This was another excellent defensive position, surrounded by four large lakes and marshy terrain. Kutepov was able to assemble at least 9,000 troops and three tanks at Ishun, whereas the pursuing Red divisions had no more than 15,000 combat-ready troops in hand. The Whites had moved two 12in battleship guns on carriages to Ishun and three 8in-gun batteries, and the Black Sea Fleet was able to deploy several warships to provide naval gunfire support – in short, the Whites had a clear superiority in firepower. Kutepov’s troops fended off the first enemy probing attack on the evening of November 9, but Blyukher’s 51st Rifle Division achieved some success on the west side of the Ishun position on November 10 and was only brought to a halt by naval gunfire. With Wrangel’s attention focused on Ishun, Frunze ordered the 30th Rifle Division to launch a surprise attack across the Chongar Narrows on the night of November 10/11 – which succeeded. In desperation, Wrangel ordered a major counterattack on the morning of November 11, spearheaded by their remaining Cossack cavalry, which nearly broke Kork’s 6th Army. However, the arrival of the vanguard of Philip K. Mironov’s 2nd Cavalry Army led to a costly cavalry battle, which the Whites could not afford. Once it was clear that the White forces had shot their bolt and that their impulsive attack had failed, Wrangel ordered his forces to withdraw from the Ishun position on the evening of November 11.
The Soviet cavalry spread out across the Crimea in hot pursuit, overrunning all of it in less than a week. By the time that Simferopol fell on November 13, Wrangel’s forces were already beginning their evacuation of the Crimea. Wrangel had prepared carefully for evacuation and the operation ran smoothly and efficiently; he succeeded in loading a total of 145,693 soldiers and civilians onto an evacuation flotilla of 126 ships within just two days.[2]
There were still enough loyal sailors to enable the rump Black Sea Fleet to join the evacuation, with the dreadnoughtFrunze claimed that the Red Army lost 10,000 soldiers in assaulting the Crimea in November 1920, but this seems high. Most of the casualties were in Blyukher’s 51st Rifle Division, which lost upwards of 3,000 men, but otherwise most Soviet divisions saw only brief combat in the Crimea. The Soviet victory there was based more on luck and determination than skill or planning, as was later acknowledged by the Soviet General Staff’s Chief of Operations, Vladimir K. Triandafillov. The forces assigned to storm the Perekop position were grossly inadequate and Frunze based his offensive entirely upon a trick maneuver that succeeded only in part. It was the abrupt collapse of White morale that won the campaign for Frunze, not the tactical skill of the Red Army. Having the means to escape by sea also influenced the White decision to quit a battle that was still in doubt, since many thought it best to run away in the hope of fighting another day than to conduct a last stand.
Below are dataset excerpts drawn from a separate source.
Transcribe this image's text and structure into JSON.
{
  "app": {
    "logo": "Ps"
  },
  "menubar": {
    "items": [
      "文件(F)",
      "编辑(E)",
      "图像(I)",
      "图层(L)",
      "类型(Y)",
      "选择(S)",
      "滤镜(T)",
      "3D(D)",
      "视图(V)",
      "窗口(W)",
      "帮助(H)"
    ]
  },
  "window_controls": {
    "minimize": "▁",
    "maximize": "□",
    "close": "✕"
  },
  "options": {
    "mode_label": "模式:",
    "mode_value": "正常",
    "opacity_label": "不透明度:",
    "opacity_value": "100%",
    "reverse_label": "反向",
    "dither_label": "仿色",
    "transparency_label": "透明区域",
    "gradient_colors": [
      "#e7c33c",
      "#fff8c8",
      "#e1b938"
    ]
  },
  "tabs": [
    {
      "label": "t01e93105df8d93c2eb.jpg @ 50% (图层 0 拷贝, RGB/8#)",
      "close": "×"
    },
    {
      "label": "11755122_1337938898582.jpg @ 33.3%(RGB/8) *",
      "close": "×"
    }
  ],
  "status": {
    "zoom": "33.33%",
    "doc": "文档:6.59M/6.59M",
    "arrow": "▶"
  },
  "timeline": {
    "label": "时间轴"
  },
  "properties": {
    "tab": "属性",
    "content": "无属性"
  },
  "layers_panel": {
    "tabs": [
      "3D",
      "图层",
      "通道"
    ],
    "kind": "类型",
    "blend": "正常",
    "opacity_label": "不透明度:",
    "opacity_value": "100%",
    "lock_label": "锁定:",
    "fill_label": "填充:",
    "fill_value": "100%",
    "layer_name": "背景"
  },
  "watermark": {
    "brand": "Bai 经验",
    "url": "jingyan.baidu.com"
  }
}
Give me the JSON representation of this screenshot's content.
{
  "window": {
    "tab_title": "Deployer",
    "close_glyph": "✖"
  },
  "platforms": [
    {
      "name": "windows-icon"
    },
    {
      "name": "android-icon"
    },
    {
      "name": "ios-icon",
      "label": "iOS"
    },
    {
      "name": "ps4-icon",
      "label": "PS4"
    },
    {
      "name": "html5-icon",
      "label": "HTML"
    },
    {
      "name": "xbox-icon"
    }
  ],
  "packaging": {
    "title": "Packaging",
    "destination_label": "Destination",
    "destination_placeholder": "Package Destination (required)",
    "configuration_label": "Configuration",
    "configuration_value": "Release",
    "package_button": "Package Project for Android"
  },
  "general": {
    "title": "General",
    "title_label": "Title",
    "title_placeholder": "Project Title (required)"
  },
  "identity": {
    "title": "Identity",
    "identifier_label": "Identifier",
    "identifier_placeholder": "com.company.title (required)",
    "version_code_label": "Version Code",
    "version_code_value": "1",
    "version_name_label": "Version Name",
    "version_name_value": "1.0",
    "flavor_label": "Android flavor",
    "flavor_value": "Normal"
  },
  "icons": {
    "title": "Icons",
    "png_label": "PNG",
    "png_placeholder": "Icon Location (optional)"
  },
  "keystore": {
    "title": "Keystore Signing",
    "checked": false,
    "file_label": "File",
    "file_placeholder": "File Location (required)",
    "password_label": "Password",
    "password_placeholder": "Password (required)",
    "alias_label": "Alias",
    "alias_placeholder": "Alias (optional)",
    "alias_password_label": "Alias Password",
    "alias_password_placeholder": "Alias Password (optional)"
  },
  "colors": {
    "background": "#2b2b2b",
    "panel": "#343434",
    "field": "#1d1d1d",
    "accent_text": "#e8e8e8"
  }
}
“There are now over 300,000 bourgeoisie [in the Crimea] who must be dealt with.”
On the morning of November 15, 1920, the troops of Blyukher’s 51st Rifle Division and Budyonny’s 1st Cavalry Army moved into Sevastopol, led by an armored car marked with a red star insignia and in large red letters, the word “Antichrist.” Wrangel’s Fleet had not yet steamed over the horizon when the victorious Bolsheviks turned to deal with the remaining “enemies of the Revolution” in the Crimea. While some White commanders had dealt harshly with the local population and Bolshevik sympathizers in the Crimea, allowing their troops license to pillage, rape, and murder on occasion, it had not been officially sanctioned policy. Wrangel had made efforts to clamp down on such excesses, since he realized that such acts turned the population against his side. However, Bolshevik leaders had fewer qualms and were not interested in winning “hearts and minds” in the Crimea. Instead, retribution was the order of the day.